To sequence DNA using this technique scientists culture copies of a DNA strand to be sequence with all four normal nucleotides, DNA polymerase and one of the four possible dideoxyribose nucleotides. Synthesis proceeds until a complementary nucleotide with dideoxyribose added to the growing complementary strand, at which point synthesis stops. The result is a series of complementary DNA strand of different lengths depending on when in the synthesis process the dideoxyribose nucleotide comes in by chance. To actually sequence the DNA all the scientist has to do in theory is to culture the original DNA strand in for separate cultures using the four normal nucleotide bases but with only one of the four dideoxyribose nucleotides. Then subject the sets of fragments to electrophoresis. This yields bands that travel different distances from the starting point and the sequence of bands corresponding to each terminal dideoxyribose nucleotide are read off as shown in the figure.
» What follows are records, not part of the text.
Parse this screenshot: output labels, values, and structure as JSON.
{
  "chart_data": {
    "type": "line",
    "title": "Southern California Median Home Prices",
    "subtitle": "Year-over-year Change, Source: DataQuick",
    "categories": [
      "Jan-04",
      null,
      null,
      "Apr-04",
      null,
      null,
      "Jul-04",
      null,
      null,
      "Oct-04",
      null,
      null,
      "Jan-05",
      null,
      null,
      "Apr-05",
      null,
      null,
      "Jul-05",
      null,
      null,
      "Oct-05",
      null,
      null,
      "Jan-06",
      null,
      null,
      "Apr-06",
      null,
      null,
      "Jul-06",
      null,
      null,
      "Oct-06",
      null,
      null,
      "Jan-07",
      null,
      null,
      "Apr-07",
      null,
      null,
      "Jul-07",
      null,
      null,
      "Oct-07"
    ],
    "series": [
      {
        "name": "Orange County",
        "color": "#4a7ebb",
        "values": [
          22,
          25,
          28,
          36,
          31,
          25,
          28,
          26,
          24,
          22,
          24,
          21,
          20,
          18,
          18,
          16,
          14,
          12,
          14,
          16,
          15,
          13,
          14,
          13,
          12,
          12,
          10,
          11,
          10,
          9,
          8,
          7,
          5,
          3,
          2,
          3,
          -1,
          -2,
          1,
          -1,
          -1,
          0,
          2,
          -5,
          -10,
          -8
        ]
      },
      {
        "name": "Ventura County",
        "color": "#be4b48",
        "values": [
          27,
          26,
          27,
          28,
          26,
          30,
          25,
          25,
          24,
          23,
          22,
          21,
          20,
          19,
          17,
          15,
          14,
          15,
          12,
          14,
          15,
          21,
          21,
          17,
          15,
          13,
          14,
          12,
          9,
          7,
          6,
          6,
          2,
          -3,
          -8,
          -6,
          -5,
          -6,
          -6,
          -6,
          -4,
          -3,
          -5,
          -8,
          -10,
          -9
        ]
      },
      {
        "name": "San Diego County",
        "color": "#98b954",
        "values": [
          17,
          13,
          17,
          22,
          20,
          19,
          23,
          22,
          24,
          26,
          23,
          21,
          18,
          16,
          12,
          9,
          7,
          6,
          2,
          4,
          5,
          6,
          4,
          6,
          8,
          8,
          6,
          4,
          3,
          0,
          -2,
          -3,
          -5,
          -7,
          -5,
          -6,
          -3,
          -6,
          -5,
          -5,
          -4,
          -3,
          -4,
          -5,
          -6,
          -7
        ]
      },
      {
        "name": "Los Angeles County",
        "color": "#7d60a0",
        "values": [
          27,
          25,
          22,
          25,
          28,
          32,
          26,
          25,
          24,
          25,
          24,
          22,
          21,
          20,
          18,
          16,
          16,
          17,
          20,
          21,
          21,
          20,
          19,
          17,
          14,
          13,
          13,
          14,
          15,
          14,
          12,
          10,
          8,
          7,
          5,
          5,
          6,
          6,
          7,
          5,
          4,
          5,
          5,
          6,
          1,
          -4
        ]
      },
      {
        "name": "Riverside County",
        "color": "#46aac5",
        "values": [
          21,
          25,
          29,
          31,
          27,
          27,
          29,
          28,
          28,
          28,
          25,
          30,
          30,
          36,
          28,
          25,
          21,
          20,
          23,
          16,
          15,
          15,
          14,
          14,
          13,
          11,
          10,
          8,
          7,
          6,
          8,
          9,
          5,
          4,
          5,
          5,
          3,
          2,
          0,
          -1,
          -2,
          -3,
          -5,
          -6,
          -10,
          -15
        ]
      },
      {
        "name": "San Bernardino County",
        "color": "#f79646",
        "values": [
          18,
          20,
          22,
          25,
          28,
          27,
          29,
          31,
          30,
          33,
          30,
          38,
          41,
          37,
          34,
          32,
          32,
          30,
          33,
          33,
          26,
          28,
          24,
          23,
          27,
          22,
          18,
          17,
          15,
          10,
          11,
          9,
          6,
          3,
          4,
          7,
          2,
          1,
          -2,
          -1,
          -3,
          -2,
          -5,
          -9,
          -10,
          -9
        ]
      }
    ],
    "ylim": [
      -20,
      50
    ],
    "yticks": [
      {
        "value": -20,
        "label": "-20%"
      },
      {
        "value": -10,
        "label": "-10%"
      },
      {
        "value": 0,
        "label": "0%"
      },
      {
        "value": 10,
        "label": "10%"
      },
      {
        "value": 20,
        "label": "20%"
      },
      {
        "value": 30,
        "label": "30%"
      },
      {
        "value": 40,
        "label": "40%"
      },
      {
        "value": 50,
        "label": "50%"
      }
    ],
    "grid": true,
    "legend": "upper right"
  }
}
This Figure shows partial results for a hypothetical sequence of nucleotide bases serving as a template. Note the primer is a short sequence of nucleotides called an oligonucleotide which is complementary to a region of the template just in front of the part of the DNA to be sequenced. The primer is needed because the DNA polymerase needs to recognize the 3' hydroxyl group of an already attached oligonucleotide in order for synthesis of the complementary strand to proceed.

 

The resulting bands allow the scientist to read off the sequence of terminal dideoxyribose containing nucleotides as shown. Notice that the short fragments travel furthest in the electrophoresis set up and the fragment closest to the bottom then which has the dideoxyribose nucleotide containing the base cytosine is just that fragment in our example. Hence C is the first base in the complementary strand, A is the next base and so forth. Thus the entire sequence of nucleotides in the complementary strand can be direct read off the electrophoresis and the original strand is obviously the complement.

For the following results of electrophoresis, what is the sequence of nucleotide bases in the original DNA used as the template?

 

The whole process can be automated, the bandings being detected by spectrophometry and the results analyzed by computer software. When sequencing the DNA of a whole chromosome, the DNA is first cultured with restriction enzymes to produce various sized fragments, each fragment is sequenced and then computer searches are conducted to piece the sequences into the proper order by looking for overlaps.